Meski begitu, Yuuji tidak merasa khawatir. Baginya, ayah pasti akan menang. Ia yakin sang raja akan pulang dengan senyuman yang sama seperti saat berangkat. Dan ketika hari itu tiba, seluruh kerajaan akan menyambutnya dengan sorak sorai dan kebanggaan.

"Sudah hampir sebulan perang berlangsung, dan belum ada kabar dari yang mulia." Salah satu pelayan Yuuji, Junpei- membawakan kotak obat ke arah Yuuji yang dengan telaten tengah membalut luka salah satu prajurit yang bertugas di perbatasan.

"Tidak apa-apa, Junpei. Ayah hanya belum sempat menulis surat." Senyum ramah itu terus terpasang di wajah polosnya.

"Aku khawatir... Yuuji-sama.."

Yuuji tidak langsung menjawab. Masih sibuk berkutat dengan perban dan obat-obatan. Begitu dia selesai, dia langsung menoleh ke Junpei dan tersenyum.

"Jangan khawatir, Junpei. Ayah pasti menang."


 

 

.
.
.

 

Klang !

"Ha…?"

Suara derak borgol di pergelangan tangan terdengar nyaring. Yuuji membeku sepersekian detik, masih mencerna apa yang sebenarnya terjadi.

Semuanya berlangsung begitu cepat. Sekelompok prajurit tak dikenal tiba-tiba menerobos istana, mengobrak-abrik setiap ruangan. Mereka tidak mencari harta ataupun dokumen. Mereka hanya mencari satu hal—

Dirinya.

Beberapa pelayan dan pengawal terluka saat mencoba menghalangi. Melihat itu, Yuuji yang geram langsung menghampiri mereka. Namun belum sempat berbuat banyak, tubuhnya sudah dilumpuhkan. Dalam sekejap, borgol terpasang di kedua tangannya.

"Apa…? Apa maksudnya ini…?" Yuuji masih berusaha memahami keadaan.

Prajurit itu hanya terkekeh pelan melihat wajahnya yang kebingungan.

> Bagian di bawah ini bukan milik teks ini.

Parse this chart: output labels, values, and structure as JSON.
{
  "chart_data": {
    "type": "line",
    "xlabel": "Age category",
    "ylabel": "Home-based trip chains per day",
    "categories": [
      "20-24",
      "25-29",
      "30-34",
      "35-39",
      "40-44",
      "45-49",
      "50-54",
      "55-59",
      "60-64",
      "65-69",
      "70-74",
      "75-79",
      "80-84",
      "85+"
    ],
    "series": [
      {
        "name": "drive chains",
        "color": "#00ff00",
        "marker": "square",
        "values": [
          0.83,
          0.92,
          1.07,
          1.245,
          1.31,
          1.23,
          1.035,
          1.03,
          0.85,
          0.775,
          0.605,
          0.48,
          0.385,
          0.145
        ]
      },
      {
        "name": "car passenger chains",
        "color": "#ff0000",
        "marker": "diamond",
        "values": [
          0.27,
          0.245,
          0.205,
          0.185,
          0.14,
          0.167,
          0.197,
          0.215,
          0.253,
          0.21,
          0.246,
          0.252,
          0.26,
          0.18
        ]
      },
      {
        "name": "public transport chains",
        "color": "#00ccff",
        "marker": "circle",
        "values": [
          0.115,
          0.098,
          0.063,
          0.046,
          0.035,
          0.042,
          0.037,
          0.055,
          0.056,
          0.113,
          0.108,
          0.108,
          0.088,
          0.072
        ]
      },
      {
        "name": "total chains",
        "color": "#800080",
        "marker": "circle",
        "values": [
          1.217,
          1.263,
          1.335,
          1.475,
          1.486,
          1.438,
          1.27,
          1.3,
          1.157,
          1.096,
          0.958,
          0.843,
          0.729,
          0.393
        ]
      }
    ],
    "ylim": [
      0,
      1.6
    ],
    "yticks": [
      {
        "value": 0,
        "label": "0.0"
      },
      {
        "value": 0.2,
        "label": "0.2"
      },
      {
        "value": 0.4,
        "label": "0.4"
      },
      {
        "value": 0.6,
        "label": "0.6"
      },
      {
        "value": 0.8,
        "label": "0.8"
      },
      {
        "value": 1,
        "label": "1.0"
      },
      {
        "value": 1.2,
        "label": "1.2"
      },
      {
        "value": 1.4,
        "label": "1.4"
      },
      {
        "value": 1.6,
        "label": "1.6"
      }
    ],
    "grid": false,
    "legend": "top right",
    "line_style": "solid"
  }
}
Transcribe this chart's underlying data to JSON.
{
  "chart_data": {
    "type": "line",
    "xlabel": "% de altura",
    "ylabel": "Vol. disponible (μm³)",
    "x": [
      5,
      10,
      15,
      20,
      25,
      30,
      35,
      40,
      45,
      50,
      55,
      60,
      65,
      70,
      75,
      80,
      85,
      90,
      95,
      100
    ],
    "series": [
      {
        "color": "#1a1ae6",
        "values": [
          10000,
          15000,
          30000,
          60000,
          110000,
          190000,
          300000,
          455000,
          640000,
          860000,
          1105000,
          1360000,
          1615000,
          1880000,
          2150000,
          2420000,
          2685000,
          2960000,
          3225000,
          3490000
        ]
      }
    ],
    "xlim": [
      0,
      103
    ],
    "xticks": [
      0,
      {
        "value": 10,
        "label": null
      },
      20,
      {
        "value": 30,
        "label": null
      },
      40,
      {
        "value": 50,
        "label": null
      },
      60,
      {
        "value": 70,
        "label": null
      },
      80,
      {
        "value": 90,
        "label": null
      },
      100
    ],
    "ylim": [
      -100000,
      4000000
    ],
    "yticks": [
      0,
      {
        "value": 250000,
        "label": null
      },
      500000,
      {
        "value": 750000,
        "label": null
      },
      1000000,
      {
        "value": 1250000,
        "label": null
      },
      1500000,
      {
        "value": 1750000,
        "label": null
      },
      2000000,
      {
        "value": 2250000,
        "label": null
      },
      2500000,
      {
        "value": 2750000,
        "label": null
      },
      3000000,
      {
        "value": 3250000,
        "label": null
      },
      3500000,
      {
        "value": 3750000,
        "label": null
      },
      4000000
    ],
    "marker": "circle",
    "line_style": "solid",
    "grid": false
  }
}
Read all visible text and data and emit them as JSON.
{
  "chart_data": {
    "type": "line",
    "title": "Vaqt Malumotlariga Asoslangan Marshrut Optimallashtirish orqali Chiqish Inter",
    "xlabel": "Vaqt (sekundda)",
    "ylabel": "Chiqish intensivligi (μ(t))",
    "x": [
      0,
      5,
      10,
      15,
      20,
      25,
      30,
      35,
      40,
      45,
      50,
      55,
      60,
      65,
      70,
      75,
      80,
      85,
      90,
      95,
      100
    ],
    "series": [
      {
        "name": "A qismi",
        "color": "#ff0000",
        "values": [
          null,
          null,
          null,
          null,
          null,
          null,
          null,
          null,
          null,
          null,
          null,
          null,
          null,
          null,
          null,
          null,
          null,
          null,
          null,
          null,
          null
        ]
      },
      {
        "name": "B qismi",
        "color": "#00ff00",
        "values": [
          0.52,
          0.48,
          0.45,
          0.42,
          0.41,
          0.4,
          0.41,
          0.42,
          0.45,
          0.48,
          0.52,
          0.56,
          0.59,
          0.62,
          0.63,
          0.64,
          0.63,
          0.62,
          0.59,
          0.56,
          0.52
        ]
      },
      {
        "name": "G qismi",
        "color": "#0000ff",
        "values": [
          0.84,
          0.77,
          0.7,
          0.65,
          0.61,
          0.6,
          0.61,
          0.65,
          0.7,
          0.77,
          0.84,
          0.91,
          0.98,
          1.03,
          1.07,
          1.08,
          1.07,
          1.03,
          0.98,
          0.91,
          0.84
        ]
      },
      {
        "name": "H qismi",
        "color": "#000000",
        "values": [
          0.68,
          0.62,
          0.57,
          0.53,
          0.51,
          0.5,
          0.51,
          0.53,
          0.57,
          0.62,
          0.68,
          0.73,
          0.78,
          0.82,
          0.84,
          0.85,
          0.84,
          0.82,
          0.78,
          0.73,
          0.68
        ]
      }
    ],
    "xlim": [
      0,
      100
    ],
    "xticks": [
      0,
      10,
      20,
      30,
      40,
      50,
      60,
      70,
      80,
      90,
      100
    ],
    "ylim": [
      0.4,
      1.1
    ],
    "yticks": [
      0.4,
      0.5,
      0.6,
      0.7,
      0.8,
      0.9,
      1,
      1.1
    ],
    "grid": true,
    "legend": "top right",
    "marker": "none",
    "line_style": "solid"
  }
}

"Nak, kujelaskan sekali lagi. Jin Itadori sudah kalah. Sekarang dia menjadi tahanan perang."

Yuuji mencoba menarik napas saat mendengarkan—namun gagal. Setiap tarikan terasa menyakitkan, menekan dada hingga sesak.

“Jadi…?” suaranya tertahan di sisa konsistensi. "Apa yang kalian inginkan dariku? Menjadikanku budak? Raja kalian yang diperintahkan kalian menangkapku?"

Prajurit itu sempat terpana melihat keteguhan sang pangeran. Apalagi setelah kabar kekalahan ayahnya, sorot matanya belum goyah.

"Tidak. Lebih baik dari itu," katanya. "Kau akan dijadikan hadiah."

Tatapan Yuuji menukik.

"Jangan menatap kami seperti itu. Ini tawaran," sela prajurit lain. "Raja kami mau berdamai dan membiarkan ayahmu tetap memimpin, selama kami bebas mengeruk sumber daya di wilayah kalian. Sebagai penutupnya… dia meminta hadiah lain."

Keduanya tertawa pelan saat alis Yuuji semakin menegang.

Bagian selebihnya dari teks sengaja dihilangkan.